Other people stood around the platform waiting to board. Some, dressed in homespun, carrying cloth bags. A man in a business suit and soft felt hat, with a flat leather case under his arm. Two older ladies in long black dresses and neat but faded coats. Their hovering servant, also old, a long white beard trailing down his chest. An old priest sitting on a wooden bench.

And two soldiers paced the platform, glancing about with sharp blue eyes. They never looked twice at Daria and Mykola.

Inside, new arrivals streamed into the station. Mykola went back out to the street to let Taras know about the soldiers. Told him to wait until the last possible moment to board. But how could he get by the soldiers?

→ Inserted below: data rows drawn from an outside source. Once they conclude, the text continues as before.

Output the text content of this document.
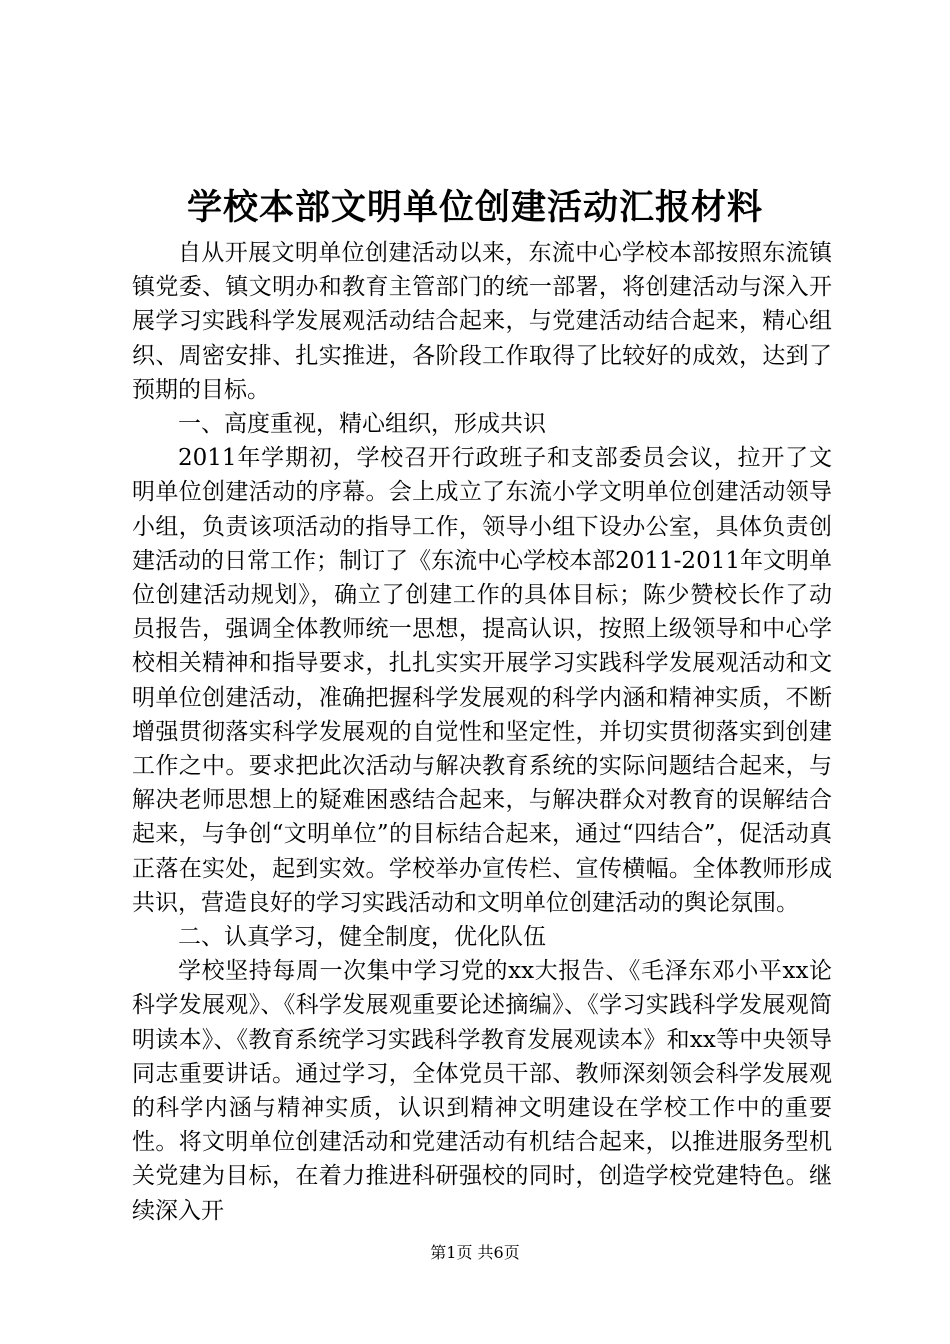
学校本部文明单位创建活动汇报材料

自从开展文明单位创建活动以来，东流中心学校本部按照东流镇镇党委、镇文明办和教育主管部门的统一部署，将创建活动与深入开展学习实践科学发展观活动结合起来，与党建活动结合起来，精心组织、周密安排、扎实推进，各阶段工作取得了比较好的成效，达到了预期的目标。

一、高度重视，精心组织，形成共识

2011年学期初，学校召开行政班子和支部委员会议，拉开了文明单位创建活动的序幕。会上成立了东流小学文明单位创建活动领导小组，负责该项活动的指导工作，领导小组下设办公室，具体负责创建活动的日常工作；制订了《东流中心学校本部2011-2011年文明单位创建活动规划》，确立了创建工作的具体目标；陈少赞校长作了动员报告，强调全体教师统一思想，提高认识，按照上级领导和中心学校相关精神和指导要求，扎扎实实开展学习实践科学发展观活动和文明单位创建活动，准确把握科学发展观的科学内涵和精神实质，不断增强贯彻落实科学发展观的自觉性和坚定性，并切实贯彻落实到创建工作之中。要求把此次活动与解决教育系统的实际问题结合起来，与解决老师思想上的疑难困惑结合起来，与解决群众对教育的误解结合起来，与争创“文明单位”的目标结合起来，通过“四结合”，促活动真正落在实处，起到实效。学校举办宣传栏、宣传横幅。全体教师形成共识，营造良好的学习实践活动和文明单位创建活动的舆论氛围。

二、认真学习，健全制度，优化队伍

学校坚持每周一次集中学习党的xx大报告、《毛泽东邓小平xx论科学发展观》、《科学发展观重要论述摘编》、《学习实践科学发展观简明读本》、《教育系统学习实践科学教育发展观读本》和xx等中央领导同志重要讲话。通过学习，全体党员干部、教师深刻领会科学发展观的科学内涵与精神实质，认识到精神文明建设在学校工作中的重要性。将文明单位创建活动和党建活动有机结合起来，以推进服务型机关党建为目标，在着力推进科研强校的同时，创造学校党建特色。继续深入开

第1页 共6页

Mykola went back out to the platform to stand with Daria. She raised a hand as if to adjust her headscarf,
but it was no longer there.
Without it, she had to act as though she was someone else, and he could see it was making her tired. She reached up again and changed the angle of the hat so that it shaded her face more.

Taras came inside
the station and made his way to a shadowy corner, just as a man stepped through the front doors – a man with a well-fed look and a confident military bearing. A man used to getting his way. Taras shrank against the wall as Krentz strode smartly through the station and onto the platform.

The colonel went over to the soldiers. They shook their heads –
no young men trying to avoid the army. Krentz looked up and down the platform, shrugged. Stood near the station wall.

The conductor nodded. People drifted toward him, gripping bags, tickets ready, and began to board. Soon only the Kalynas were left. The conductor’s look said,
What’s keeping you? Have you never been on a train before?
They hadn’t, but things like that didn’t bother them any more.
They boarded the train.

Krentz strained to see into the carriages. Ordered the two soldiers to search the cars.
The conductor looked annoyed at this but said nothing, only looking at his watch meaningfully.
Trains must keep to a schedule and he didn’t want to get in trouble.

Taras watched through the station windows. He heard a hiss and a chuff; the train was starting up. Krentz was still on the platform. I
f
Taras didn’t get on that train, he’d be finished. His parents were on their way to Kanady.
They’d given up everything for him.

Looking out to the street, he saw Imperator tied to a lamppost. He went outside, as quickly as he could without attracting attention, giving a little wave to Todor. He stroked the stallion’s neck. Untied him and leapt into the saddle, and took off down Stationstrasse.
As he rode, he made a loose knot in one of the reins, hoping it would look as if they weren’t tied properly.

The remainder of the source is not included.